Knowledge is perceived as heritage that one generation leaves for the next. But then how is it to be cultivated and nurtured? Educational institutions need to focus on critical enquiry, and for it to happen students need to feel free to ask questions about the world they inhabit. Systematic questioning is tied to reading the basic works in the area, and it leads to better insights. This is an argument against having to learn out-of-date knowledge or learning by rote. There is also a plea for encouraging well-equipped libraries, new thinking, creating conditions for having knowledgeable teachers and bilingual education, which uses both the language of socialisation and the language of knowledge. The author is rightly critical of the use of one language, and the transmission of knowledge through translations, because they do not keep pace with the production of knowledge, and the thoughtless game of numbers in education. This is intertwined with an interesting short history of the changing forms of the language of knowledge, from Prakrit and Sanskrit to Persian followed by English.

The dreams, efforts and hard work that went into the making of Jawaharlal Nehru University into a world-class institution that nurtured and helped to imbibe some of the best practices, including, discussions, debates and new thinking have been beautifully woven into the thought-provoking essay. It is precisely because of its ideological antipathy to these ideas and values that the present regime is out to destroy this seat of higher learning along with some such institutions through the country. Universities are sites of nurturing the incorporative spirit of our cultural inheritances, and centres where multiple competing ideas should be allowed to bloom.

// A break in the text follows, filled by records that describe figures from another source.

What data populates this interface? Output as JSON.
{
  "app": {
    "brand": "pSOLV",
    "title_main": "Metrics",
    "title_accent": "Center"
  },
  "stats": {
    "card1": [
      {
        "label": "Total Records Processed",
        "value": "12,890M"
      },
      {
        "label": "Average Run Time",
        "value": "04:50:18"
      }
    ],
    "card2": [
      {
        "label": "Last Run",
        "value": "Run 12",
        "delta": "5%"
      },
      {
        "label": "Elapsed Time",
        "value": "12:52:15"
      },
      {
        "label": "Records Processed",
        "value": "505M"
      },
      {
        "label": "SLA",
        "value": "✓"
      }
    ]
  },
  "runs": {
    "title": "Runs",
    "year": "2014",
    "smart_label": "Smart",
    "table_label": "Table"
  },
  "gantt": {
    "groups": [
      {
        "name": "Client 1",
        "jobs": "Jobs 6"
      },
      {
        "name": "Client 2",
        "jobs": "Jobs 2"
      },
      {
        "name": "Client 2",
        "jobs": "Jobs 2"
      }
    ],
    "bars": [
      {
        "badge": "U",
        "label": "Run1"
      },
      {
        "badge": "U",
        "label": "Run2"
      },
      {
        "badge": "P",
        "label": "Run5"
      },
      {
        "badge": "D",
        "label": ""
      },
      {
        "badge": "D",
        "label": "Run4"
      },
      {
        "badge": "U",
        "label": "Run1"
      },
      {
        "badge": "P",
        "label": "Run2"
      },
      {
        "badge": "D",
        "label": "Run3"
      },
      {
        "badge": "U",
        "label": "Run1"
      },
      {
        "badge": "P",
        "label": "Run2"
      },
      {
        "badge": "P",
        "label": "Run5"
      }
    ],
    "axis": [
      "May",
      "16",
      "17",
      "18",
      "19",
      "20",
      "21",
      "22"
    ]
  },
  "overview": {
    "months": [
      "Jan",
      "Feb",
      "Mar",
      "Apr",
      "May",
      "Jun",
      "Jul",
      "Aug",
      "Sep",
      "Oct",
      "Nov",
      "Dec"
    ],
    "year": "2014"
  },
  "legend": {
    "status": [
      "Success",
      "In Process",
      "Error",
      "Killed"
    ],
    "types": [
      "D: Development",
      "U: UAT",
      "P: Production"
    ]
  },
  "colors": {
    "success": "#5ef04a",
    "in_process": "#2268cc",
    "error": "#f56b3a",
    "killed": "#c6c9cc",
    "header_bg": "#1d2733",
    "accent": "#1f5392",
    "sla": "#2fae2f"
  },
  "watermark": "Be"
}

We are cautioned against the idea of the singularity of culture, usually linked to cultural nationalist claims of invented identity for political reasons. Nationalism is always inclusive of several cultures and all identities do not have to be subordinated to the national identity, or the identity of the majority. The idea is to make the reader aware of the many cultures in Indian society. Cultures are intertwined with history and are dynamic and vibrant. Migrations and interface of cultures and the consequent mutual borrowings and incorporations, we are told, need recognition. Interestingly, the legend in the Ghaznavid coins was bilingual in Arabic and Sanskrit, and the Ghurid coins carry Islamic titles and Shiva’s bull Nandi, while some of them carried the ruler’s name in Sanskrit. Furthermore, the Qutub Minar complex bears inscriptions suggesting its repair when necessary by Hindu craftsmen, as well as the attribution of the success of the renovation to their deity Vishvakarma. Significantly, it reinforces the larger point that the coming of the sultanate did not constitute a break in all important areas and practices, notwithstanding the usual shibboleths.

All those interested in the cultural and social history of premodern India and its bearing on contemporary times, as well as what ails India’s present education system, and why our young minds usually do not ask the necessary and relevant questions, leave alone find appropriate answers for them, will find this work by Thapar, as always, intellectually stimulating and extremely useful.